While these biblical comparisons and coded lyrics were helpful to Tubman, she did not view the Bible or God as mere symbols or a means of communication. A deeply religious woman, Tubman often prayed for strength and good fortune in the face of many dangers as both a slave and later a conductor on the Underground Railroad. For example, when Tubman is panicked that the slave owner Brodas will sell her to a slave trader, she prays to God that Brodas will change his mind or die. Petry represents Tubman’s prayer as such: “Lord, if you’re never going to change that man’s heart—kill him, Lord, and take him out of the way—” (66). Remarkably, Brodas died just days later from a serious illness. Hearing this startling news, Tubman was distressed since “she believed that her prayers had killed him” (69), which shows how deeply she believed in her prayers and in a God who could answer them.

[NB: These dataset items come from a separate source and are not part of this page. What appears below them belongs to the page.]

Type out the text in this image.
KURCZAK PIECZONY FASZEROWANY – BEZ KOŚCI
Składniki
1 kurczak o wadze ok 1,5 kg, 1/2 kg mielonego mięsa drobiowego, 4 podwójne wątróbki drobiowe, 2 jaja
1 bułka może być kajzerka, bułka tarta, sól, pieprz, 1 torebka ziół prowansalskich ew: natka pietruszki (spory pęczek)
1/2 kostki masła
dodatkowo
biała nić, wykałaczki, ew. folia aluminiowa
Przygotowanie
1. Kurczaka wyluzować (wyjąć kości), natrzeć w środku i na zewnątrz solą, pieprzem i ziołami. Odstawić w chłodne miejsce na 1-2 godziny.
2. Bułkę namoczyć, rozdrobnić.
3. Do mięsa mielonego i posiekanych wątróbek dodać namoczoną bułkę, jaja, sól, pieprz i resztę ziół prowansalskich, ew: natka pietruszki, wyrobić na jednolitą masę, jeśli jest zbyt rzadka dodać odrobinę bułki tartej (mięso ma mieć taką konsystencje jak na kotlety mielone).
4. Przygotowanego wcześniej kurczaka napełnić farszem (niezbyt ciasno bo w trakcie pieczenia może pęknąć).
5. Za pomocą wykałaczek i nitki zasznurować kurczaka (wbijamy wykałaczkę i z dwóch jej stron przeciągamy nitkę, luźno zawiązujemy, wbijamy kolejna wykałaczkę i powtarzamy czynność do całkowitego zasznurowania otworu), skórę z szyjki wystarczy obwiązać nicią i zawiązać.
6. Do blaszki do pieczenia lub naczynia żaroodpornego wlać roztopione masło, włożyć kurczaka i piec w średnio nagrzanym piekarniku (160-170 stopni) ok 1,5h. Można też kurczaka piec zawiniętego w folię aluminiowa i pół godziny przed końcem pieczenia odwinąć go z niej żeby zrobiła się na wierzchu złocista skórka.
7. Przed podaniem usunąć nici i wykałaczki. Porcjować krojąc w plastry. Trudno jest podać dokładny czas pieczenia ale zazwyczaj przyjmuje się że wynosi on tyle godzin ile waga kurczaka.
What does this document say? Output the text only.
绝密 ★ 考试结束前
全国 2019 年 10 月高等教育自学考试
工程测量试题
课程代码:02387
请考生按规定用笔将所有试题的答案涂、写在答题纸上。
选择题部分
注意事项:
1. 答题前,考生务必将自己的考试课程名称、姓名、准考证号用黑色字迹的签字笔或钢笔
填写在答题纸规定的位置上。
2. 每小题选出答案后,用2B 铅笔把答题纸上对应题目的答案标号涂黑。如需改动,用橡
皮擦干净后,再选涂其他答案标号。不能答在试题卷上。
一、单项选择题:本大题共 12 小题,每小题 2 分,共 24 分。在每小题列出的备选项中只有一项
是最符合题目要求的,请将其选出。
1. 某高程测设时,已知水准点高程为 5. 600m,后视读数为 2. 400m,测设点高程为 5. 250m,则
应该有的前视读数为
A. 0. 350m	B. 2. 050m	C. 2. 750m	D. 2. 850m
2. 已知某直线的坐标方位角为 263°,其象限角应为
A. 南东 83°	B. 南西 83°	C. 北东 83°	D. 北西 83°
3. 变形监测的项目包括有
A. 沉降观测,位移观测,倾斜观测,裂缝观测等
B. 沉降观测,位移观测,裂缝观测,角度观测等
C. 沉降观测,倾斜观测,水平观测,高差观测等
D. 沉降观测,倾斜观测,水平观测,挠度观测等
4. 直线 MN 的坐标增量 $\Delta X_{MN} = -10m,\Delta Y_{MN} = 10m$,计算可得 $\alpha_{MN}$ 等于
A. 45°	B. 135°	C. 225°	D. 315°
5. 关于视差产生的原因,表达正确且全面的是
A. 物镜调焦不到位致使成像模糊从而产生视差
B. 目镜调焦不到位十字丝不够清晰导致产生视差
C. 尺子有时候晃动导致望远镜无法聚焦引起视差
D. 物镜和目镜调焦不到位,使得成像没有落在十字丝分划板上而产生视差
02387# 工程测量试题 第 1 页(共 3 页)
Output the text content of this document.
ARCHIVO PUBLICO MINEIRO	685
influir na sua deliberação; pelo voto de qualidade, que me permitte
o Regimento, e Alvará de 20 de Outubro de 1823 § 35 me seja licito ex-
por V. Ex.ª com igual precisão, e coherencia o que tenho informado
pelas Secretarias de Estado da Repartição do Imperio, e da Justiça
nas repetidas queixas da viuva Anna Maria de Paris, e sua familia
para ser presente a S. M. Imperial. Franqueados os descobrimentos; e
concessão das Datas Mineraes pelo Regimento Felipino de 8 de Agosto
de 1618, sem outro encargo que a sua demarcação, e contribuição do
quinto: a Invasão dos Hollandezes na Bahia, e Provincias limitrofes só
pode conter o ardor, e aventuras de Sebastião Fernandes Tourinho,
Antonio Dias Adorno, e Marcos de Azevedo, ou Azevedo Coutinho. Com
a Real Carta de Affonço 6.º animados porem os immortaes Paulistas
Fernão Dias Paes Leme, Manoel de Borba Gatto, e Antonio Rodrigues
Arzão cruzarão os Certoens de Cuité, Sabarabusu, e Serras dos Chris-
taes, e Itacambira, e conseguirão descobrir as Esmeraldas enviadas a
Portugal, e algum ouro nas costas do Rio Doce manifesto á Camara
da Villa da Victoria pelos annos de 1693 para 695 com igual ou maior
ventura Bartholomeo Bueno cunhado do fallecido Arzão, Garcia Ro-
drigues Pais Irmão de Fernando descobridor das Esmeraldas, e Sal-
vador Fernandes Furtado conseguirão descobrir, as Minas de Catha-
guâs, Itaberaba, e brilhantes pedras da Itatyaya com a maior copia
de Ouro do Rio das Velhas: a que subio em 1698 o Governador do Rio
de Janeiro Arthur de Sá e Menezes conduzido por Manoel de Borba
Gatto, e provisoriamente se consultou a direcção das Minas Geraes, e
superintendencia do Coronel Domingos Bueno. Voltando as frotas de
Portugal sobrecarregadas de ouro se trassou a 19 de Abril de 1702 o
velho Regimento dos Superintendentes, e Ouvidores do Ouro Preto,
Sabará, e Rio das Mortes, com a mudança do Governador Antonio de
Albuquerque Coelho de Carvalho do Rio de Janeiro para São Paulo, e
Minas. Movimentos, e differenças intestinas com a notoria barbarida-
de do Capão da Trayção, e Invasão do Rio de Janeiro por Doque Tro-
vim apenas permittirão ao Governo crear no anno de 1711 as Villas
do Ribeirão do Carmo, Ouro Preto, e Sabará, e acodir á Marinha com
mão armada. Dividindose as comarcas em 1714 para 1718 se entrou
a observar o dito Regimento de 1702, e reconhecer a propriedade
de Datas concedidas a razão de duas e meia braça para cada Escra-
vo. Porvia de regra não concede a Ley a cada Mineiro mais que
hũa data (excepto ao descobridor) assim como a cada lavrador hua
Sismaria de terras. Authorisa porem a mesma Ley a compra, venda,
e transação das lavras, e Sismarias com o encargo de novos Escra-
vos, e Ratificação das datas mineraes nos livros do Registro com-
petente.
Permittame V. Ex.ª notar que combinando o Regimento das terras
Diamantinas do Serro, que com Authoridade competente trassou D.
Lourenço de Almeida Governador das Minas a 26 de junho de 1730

While Tubman was clearly opposed to slavery and was willing to go to great lengths to help slaves attain freedom, Petry portrays her as uncomfortable with violence, even against slave owners. Despite Brodas’s cruelty to her and her family and his broken promise to manumit them when he died, she instead felt guilty at the thought of killing another person. Tubman maintained this compassionate perspective throughout her life. For example, when she met abolitionist Brown and heard his plans for violent insurrection, she was “repelled by the thought of the bloodshed that must inevitably take place” (198). Petry claims that while Brown and Harriet Tubman were both Christians, Brown “worshiped a God of wrath, of vengeance,” while Tubman had faith in “a God of infinite mercy, of gentleness” (198). Petry portrays Tubman as frequently praying to this gentle God when she feels nervous or afraid on her missions. Throughout the book, she prays, “Lord, I’m going to hold steady on to You, and You’ve got to see me through” (93).

Once Tubman had gained a reputation for guiding slaves to freedom, enslaved people reverently referred to her as “Moses,” comparing her to the biblical character who led his people out of slavery in Egypt. This was out of respect and likely to try to conceal her identity from slaveholders, who eventually made the connection between the two. Telling stories about “Moses” became an extension of slaves’ Christian faith, since in sharing tales about her successes, “their faith in a living God would be strengthened, their faith in themselves would be renewed” (129). This title stayed with her for her whole life; the patients she cared for at the military camp during the civil war also called her “Moses” out of respect (223). Even Colonel Montgomery used this nickname for her (226). This name also informed the title of one of the first biographies of Tubman’s life, which was written by her friend Sarah Bradford Hopkins and entitled Harriet, The Moses of Her People (234). Petry explains that the 1914 plaque dedicated to her in Auburn, New York, also writes that she was “called the Moses of her people” who had an “implicit trust in God,” ensuring that she would continue to be remembered for her faith and her Moses-like accomplishments (242).